Taiwan and semiconductor restrictions—particularly on the Nvidia Blackwell chip—were consciously excluded from discussion, a recognition that overloading the agenda could derail fragile progress. The leaders instead opted for a narrow corridor of cooperation, deferring confrontation to another day.
Another novel feature of the accord was its annual review mechanism, which replaced the rigidity of long-term treaties with a rolling, year-by-year renegotiation process. Rather than securing permanent peace, both sides built a framework of perpetual bargaining—flexible enough to adjust to political cycles yet risky enough to keep markets guessing.
It institutionalized uncertainty as the new normal, but also embedded the principle of dialogue into the heart of competition. For Trump, it ensured headlines and leverage; for Xi, it prevented the U.S. from dictating fixed terms that could constrain China’s long-term strategy. Both saw advantage in impermanence.
Markets reacted swiftly. The Baltic Dry Index stabilized, Pacific shipping surged, and global equities rose as investors sensed a return to predictability. The IMF projected a 0.4 percent boost to global GDP in 2026, primarily from revived trade flows and restored supply-chain continuity.
Analysts described the accord as a “pause, not peace.” It de-escalated the confrontation without resolving its causes. Beneath the smiles, the rivalry over technology, ideology, and global influence remained untouched. But Busan proved that rivalry need not mean rupture.
The deeper significance of the summit lay in what it revealed about the world’s economic transition. The age of laissez-faire globalization is fading. What emerged in Busan was the architecture of a managed economy—a hybrid system in which trade is weaponized yet indispensable, competitive yet cooperative.
America’s “America First” doctrine has evolved into “America Negotiates First,” while China’s “dual-circulation” model has shifted toward selective globalization. The WTO, once the arbiter of free trade, now stands eclipsed by the pragmatism of direct, leader-to-leader diplomacy. Every commodity—from semiconductors to soybeans—has become a bargaining chip in a global chess game where economic interdependence replaces ideology.
Yet the Busan accord also offered a rare glimpse of statesmanship amid rivalry. Xi Jinping’s calm assertion that “dialogue is better than confrontation” signaled a tactical but genuine openness. Trump, for his part, recognized—perhaps reluctantly—that economic coercion had reached its limits. Both leaders understood that in a world of intertwined supply chains, neither can thrive by isolating the other. The agreement thus stands as a testament not to friendship, but to realism: two adversaries choosing stability over escalation because chaos serves neither.
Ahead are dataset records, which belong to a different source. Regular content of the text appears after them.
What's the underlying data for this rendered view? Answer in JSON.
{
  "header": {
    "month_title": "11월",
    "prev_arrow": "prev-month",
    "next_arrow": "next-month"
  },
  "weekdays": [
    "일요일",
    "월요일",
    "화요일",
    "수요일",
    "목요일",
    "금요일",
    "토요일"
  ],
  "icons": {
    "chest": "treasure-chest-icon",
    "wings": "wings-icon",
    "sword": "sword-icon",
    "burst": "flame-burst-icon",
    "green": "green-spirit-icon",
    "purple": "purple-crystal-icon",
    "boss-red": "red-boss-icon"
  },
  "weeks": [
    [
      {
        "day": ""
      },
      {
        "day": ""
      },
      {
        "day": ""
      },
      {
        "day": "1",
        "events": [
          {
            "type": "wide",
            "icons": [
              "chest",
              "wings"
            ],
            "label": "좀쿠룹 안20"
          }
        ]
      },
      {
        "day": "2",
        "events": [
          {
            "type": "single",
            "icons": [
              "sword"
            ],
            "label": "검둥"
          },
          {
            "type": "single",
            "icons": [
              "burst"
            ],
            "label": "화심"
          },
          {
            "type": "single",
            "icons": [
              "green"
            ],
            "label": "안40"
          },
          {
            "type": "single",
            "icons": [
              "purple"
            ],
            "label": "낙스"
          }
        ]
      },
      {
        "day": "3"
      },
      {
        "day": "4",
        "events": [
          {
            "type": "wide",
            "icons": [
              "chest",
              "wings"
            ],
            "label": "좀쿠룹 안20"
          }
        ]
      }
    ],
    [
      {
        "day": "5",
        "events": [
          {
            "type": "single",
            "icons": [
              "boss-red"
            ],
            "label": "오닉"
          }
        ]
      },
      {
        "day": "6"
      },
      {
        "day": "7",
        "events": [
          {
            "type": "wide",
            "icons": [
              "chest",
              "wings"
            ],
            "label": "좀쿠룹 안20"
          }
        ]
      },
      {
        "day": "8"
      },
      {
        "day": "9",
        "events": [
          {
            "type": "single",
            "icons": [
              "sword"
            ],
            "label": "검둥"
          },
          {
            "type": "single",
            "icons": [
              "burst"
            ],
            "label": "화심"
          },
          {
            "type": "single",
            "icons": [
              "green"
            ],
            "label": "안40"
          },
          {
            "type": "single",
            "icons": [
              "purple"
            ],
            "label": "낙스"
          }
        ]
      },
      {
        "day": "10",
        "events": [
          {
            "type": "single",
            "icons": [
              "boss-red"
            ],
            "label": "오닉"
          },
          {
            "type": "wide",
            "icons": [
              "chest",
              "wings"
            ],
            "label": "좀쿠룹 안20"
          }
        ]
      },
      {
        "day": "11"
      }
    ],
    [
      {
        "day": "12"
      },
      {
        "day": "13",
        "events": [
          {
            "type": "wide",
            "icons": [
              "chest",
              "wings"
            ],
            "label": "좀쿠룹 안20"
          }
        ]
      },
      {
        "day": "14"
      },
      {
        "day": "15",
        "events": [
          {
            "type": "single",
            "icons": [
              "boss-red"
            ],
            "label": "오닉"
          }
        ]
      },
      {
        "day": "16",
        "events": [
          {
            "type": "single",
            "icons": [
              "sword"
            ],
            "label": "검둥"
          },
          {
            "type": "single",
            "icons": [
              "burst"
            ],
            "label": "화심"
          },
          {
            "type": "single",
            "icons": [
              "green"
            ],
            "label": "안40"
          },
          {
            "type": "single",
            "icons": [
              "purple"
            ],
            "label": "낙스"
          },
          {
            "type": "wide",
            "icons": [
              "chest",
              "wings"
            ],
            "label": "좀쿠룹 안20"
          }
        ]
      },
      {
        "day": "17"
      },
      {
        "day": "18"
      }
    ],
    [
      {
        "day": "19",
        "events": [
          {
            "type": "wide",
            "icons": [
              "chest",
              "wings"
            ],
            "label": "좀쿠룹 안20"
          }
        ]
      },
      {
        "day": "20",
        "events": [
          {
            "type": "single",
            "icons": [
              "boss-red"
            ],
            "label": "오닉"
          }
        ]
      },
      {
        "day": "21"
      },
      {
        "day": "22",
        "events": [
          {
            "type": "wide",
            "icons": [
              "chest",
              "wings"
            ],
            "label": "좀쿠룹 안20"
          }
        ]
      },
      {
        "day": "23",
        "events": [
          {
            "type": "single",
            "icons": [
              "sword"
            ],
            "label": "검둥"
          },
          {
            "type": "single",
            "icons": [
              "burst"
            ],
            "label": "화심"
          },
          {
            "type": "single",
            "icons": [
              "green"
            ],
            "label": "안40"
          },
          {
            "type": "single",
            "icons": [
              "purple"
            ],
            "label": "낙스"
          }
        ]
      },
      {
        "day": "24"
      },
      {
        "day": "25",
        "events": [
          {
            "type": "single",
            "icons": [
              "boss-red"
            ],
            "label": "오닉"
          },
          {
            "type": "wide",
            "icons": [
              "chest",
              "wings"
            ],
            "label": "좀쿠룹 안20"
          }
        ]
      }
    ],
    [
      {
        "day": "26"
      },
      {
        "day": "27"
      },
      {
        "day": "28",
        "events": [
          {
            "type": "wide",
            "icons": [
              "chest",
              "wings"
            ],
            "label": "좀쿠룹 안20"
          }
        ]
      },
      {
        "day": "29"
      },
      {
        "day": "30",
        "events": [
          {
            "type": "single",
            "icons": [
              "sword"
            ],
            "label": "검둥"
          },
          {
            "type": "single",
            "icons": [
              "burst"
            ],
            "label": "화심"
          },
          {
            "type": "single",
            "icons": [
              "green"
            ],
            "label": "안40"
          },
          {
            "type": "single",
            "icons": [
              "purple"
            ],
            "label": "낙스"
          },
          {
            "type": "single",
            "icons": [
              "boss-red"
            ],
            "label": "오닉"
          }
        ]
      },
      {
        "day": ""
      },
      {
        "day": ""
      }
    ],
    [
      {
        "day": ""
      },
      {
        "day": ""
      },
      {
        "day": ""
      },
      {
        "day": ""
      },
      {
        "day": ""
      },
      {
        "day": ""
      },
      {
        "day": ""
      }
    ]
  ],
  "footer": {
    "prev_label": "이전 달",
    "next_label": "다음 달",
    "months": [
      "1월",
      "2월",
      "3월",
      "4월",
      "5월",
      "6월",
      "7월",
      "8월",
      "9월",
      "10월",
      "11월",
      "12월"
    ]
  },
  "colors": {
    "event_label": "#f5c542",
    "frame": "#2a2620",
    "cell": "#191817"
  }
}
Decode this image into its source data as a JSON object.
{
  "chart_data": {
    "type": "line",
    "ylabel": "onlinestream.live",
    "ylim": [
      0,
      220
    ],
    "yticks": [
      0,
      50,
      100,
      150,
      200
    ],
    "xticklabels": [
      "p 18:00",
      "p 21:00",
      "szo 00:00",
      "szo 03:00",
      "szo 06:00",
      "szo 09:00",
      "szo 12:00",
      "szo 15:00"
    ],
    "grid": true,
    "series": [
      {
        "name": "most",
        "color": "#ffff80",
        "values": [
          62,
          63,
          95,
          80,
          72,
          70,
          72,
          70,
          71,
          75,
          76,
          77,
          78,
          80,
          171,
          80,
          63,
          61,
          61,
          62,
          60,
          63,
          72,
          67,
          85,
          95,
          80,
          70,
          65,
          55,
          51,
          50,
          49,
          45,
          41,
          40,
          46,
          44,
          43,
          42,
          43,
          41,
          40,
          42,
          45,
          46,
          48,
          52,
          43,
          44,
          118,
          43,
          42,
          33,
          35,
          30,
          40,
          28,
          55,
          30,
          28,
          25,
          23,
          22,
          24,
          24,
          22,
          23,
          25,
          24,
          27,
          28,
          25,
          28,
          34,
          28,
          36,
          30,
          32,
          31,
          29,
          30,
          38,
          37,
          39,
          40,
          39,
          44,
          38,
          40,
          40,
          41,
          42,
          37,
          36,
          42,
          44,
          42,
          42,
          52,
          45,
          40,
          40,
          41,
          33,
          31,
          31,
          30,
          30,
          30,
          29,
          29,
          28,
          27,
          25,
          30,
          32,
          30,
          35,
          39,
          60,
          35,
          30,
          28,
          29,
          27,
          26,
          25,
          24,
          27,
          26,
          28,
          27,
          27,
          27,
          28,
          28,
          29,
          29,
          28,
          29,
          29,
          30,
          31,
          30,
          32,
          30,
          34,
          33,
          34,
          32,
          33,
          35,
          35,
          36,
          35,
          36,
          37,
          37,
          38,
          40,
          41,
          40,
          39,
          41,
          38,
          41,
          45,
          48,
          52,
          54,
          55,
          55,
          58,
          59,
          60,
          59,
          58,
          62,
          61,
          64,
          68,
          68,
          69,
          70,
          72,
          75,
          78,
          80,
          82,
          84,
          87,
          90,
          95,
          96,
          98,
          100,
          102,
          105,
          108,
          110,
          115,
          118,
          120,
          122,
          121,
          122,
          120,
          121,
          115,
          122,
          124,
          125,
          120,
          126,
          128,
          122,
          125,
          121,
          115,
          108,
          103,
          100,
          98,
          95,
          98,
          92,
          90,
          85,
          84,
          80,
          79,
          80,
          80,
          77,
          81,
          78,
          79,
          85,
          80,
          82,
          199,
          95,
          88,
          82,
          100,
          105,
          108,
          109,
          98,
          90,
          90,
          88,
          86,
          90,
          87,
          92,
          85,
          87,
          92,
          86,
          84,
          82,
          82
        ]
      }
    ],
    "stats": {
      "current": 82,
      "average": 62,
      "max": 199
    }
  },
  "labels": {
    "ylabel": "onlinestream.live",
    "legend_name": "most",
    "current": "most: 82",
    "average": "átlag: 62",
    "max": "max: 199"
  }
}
As the first container ships carrying newly authorized rare-earth cargoes departed Chinese ports, markets exhaled. The scene encapsulated the fragile peace that now defines global commerce—an uneasy equilibrium between competition and cooperation. The Busan agreement did not end the U.S.–China rivalry, but it transformed its character. It turned open confrontation into managed coexistence and replaced threats with transactions. The world may still be divided by politics, but it is bound by necessity. And in that necessity lies the quiet triumph of diplomacy over dominance—a reminder that in the twenty-first century, power belongs not to those who shout the loudest, but to those who can learn, at last, to deal.